Van Eck Kathryn, Markle Robert S, Dattilo Lauren, Flory Kate
Division of Child & Adolescent Psychiatry, School of Medicine, University of Maryland.
Department of Psychology, University of South Carolina.
Psychol Addict Behav. 2014 Jun;28(2):431-42. doi: 10.1037/a0036226.
Although extensive research suggests that attention-deficit/hyperactivity disorder (ADHD) and conduct problems (CP; symptoms of oppositional defiant disorder, conduct disorder, and antisocial personality disorder) contribute to risk for substance use, why these symptoms increase risk for substance use remains unclear. Given that research indicates that perceived peer tolerance and perceived peer substance use affect substance use, we evaluated the degree to which these peer-perception constructs mediated the association that ADHD symptoms, CP symptoms, and their interaction share with substance use (i.e., alcohol use, marijuana use, and illicit drug use). Participants were college students (N = 627; 60% female; 47% European American) with a mean age of 20.23 years. Results indicated that perceived peer use significantly mediated the association of ADHD symptoms with alcohol, marijuana, and illicit drug use, whereas perceived peer use only mediated the association between CP symptoms and alcohol use. Perceived peer tolerance significantly mediated the association that both CP and ADHD symptoms had with marijuana use, but not alcohol or illicit drug use. Finally, CP symptoms moderated the indirect effect that ADHD symptoms had on alcohol use through perceived peer tolerance. At low levels of CP symptoms, increases in ADHD symptoms corresponded to increases in perceived peer tolerance, which was related to increased alcohol use. However, at high levels of CP symptoms, increases in ADHD symptoms corresponded to decreases in perceived peer tolerance, which was associated with decreased alcohol use. Implications of findings are discussed.

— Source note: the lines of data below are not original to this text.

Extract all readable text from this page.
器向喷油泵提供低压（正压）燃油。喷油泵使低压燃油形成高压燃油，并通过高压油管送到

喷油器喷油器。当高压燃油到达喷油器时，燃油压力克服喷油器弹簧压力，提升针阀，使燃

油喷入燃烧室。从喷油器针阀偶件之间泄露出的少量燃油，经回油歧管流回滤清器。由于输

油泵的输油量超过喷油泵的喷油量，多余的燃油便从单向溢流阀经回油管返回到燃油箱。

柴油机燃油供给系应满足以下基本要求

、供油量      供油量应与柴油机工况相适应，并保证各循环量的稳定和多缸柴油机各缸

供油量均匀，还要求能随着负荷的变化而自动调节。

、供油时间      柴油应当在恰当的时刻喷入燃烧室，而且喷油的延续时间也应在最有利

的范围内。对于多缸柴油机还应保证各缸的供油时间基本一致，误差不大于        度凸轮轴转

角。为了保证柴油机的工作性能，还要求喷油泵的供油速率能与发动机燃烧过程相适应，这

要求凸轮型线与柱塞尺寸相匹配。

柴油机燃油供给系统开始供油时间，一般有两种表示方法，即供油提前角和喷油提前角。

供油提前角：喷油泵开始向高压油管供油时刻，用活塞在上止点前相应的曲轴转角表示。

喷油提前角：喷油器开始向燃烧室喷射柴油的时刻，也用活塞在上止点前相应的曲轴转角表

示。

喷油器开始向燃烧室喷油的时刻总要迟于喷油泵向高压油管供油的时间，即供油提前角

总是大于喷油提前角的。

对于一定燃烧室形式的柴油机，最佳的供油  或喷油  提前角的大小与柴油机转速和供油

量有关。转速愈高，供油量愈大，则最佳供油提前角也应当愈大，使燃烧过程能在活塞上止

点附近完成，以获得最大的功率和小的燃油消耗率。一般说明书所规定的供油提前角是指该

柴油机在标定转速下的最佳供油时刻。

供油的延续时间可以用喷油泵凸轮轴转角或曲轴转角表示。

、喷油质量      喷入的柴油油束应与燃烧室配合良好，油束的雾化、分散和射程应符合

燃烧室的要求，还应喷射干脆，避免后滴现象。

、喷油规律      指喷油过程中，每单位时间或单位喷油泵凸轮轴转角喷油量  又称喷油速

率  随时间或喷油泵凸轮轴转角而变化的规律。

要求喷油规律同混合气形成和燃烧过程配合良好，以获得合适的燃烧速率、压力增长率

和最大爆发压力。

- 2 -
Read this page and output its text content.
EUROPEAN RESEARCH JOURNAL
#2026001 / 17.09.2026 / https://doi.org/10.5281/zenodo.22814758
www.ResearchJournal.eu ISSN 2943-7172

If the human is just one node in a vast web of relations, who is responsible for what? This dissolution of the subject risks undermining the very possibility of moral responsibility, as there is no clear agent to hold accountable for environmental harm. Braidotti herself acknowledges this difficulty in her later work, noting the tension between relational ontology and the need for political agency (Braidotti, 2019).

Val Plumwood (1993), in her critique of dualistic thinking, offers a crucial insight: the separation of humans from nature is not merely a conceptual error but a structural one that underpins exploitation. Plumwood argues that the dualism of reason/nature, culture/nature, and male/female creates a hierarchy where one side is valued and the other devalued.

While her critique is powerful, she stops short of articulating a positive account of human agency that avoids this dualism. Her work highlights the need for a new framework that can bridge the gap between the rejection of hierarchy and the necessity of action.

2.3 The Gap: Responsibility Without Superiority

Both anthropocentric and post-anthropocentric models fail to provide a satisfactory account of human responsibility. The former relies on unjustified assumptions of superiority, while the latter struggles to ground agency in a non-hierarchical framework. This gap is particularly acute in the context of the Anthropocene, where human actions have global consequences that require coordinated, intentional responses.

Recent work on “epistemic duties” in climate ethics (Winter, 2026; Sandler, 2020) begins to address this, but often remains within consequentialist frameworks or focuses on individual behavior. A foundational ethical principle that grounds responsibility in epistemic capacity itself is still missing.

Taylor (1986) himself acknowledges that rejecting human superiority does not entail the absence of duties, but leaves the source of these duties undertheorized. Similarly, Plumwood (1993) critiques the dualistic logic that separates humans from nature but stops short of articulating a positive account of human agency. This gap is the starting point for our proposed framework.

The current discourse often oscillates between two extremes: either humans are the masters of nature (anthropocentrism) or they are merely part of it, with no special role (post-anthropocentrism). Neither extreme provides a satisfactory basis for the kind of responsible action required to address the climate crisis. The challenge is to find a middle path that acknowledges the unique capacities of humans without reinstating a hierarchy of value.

尽管大量研究表明注意力缺陷多动障碍(ADHD)和品行问题(CP;对立违抗障碍、品行障碍和反社会人格障碍的症状)会增加物质使用的风险,但这些症状为何会增加物质使用风险仍不清楚。鉴于研究表明同伴的可接受度和同伴的物质使用认知会影响物质使用,我们评估了这些同伴认知因素在多大程度上介导了ADHD症状、CP症状及其相互作用与物质使用(即酒精使用、大麻使用和非法药物使用)之间的关联。参与者为大学生(N = 627;60%为女性;47%为欧裔美国人),平均年龄为20.23岁。结果表明,同伴使用认知显著介导了ADHD症状与酒精、大麻和非法药物使用之间的关联,而同伴使用认知仅介导了CP症状与酒精使用之间的关联。同伴可接受度认知显著介导了CP症状和ADHD症状与大麻使用之间的关联,但未介导与酒精或非法药物使用之间的关联。最后,CP症状调节了ADHD症状通过同伴可接受度认知对酒精使用产生的间接影响。在CP症状水平较低时,ADHD症状的增加与同伴可接受度认知的增加相对应,这与酒精使用的增加有关。然而,在CP症状水平较高时,ADHD症状的增加与同伴可接受度认知的降低相对应,这与酒精使用的减少有关。本文讨论了研究结果的意义。